CONCLUSIONS : TBL appears feasible in the GME environment, with learner reactions ranging from positive to neutral. Gaps in the literature occur within each of the 4 elements of the suggested framework, including: system, faculty preparation time and minimum length of effective TBL sessions; residents, impact of team heterogeneity and inconsistent attendance; significance, comparison to other instructional methods and outcomes measuring knowledge retention, knowledge application, and skill development; and scaffolding, factors that influence the completion of preparatory work.
BACKGROUND : Team-based learning (TBL) promotes problem solving and teamwork, and has been applied as an instructional method in undergraduate medical education with purported benefits. Although TBL curricula have been implemented for residents, no published systematic reviews or guidelines exist for the development and use of TBL in graduate medical education (GME).
OBJECTIVE : To review TBL curricula in GME, identify gaps in the literature, and synthesize a framework to guide the development of TBL curricula at the GME level.

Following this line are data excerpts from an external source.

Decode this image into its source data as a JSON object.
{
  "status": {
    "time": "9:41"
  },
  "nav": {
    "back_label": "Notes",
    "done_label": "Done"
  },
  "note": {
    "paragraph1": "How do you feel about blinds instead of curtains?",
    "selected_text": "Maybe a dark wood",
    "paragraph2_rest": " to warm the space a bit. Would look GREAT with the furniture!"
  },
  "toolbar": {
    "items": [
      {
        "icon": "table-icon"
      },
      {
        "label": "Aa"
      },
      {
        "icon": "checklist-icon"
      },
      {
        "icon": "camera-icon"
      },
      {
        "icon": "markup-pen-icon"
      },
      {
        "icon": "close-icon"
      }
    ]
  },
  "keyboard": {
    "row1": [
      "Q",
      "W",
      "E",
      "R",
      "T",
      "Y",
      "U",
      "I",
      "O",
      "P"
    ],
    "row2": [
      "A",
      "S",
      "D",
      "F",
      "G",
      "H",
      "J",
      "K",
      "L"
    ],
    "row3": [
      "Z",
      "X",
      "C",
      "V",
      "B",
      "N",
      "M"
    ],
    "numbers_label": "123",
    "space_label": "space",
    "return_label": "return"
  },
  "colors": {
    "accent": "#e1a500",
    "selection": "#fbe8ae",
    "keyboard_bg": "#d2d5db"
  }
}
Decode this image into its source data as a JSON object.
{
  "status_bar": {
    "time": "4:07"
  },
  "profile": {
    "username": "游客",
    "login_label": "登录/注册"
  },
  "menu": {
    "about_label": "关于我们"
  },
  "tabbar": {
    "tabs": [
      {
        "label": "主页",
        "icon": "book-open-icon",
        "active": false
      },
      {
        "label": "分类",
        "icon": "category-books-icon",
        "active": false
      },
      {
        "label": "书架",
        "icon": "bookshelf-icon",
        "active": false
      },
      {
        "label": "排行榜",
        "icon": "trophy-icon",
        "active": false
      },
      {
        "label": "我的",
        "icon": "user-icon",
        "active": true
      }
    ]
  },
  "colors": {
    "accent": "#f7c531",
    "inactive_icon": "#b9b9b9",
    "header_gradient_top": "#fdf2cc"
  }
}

METHODS : We searched PubMed, MEDLINE, and ERIC databases from 1990 to 2014 for relevant articles. References were reviewed to identify additional studies. The inclusion criteria were peer-reviewed publications in English that described TBL curriculum implementation in GME. Data were systematically abstracted and reviewed for consensus. Based on included publications, a 4-element framework-system, residents, significance, and scaffolding-was developed to serve as a step-wise guide to planning a TBL curriculum in GME.
RESULTS : Nine publications describing 7 unique TBL curricula in residency met inclusion criteria. Outcomes included feasibility, satisfaction, clinical behavior, teamwork, and knowledge application.